CIBC (CM: TSX; NYSE) - U.S. auto sales, which are already at a 34-year low, will likely drop another 30-40 per cent and may never recover to previous levels, finds a new report from CIBC World Markets.
The report projects that American consumers will only buy about 8-9 million vehicles a year over the next five years, roughly half of what we've seen in the last half-decade. As a result, it also projects roughly half of the U.S.'s 51 light vehicle plants will be permanently closed in the coming years. This will see the loss of another 200,000 jobs in the sector, on top of the 560,000 jobs already lost this decade.
"Detroit's biggest problem isn't that it's producing the wrong type of vehicles but rather, that it's producing too many vehicles-far too many," says Jeff Rubin, chief economist at CIBC World Markets. "Just as two million housing starts proved to be a bubble, so was the average 16 million unit auto sales of the last five years. That was a product of a world of cheap oil and cheap credit, neither of which are likely to figure in the future.
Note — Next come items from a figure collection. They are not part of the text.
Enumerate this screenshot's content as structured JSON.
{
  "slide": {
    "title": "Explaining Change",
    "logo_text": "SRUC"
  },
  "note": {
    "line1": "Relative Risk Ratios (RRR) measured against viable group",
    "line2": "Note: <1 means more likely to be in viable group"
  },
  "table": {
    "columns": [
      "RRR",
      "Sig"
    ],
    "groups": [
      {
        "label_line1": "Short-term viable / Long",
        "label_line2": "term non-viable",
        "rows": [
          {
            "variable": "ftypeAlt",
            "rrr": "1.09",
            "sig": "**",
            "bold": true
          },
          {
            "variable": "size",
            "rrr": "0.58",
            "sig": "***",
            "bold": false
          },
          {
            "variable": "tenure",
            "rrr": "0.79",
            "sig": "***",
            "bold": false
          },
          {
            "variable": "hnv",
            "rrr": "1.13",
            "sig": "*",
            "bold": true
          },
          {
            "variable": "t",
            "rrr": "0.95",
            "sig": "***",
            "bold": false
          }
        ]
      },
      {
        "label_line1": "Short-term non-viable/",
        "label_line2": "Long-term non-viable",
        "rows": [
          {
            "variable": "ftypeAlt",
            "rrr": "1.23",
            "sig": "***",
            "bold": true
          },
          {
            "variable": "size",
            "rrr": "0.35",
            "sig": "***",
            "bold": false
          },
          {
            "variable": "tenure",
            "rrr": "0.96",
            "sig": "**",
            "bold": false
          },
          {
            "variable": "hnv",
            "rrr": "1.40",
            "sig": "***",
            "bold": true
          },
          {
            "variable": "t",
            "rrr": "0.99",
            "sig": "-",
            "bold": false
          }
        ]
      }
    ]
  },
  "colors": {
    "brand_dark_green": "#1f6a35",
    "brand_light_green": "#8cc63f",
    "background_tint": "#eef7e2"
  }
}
"Easy credit is already gone. The credit bubble wasn't just about sub-prime mortgages. It was just as much about car sales. Some two-thirds of vehicle sales in America over the last decade were debt financed. The leasing market has all but dried up and the securitization market for car loans isn't far behind. If you buy a car these days, try paying cash, which of course isn't superabundant, particularly for the over three-and-a-half million Americans who have already lost their jobs." The report finds that there will be 25 million fewer cars on the road in the U.S. in five years. With the vast majority of sales purchased on credit, buying a new vehicle simply won't be an option for many Americans as they struggle to service record household debt levels and find financing increasingly difficult to access. This alone will take 15 million Americans to the exit lanes in the next half-decade.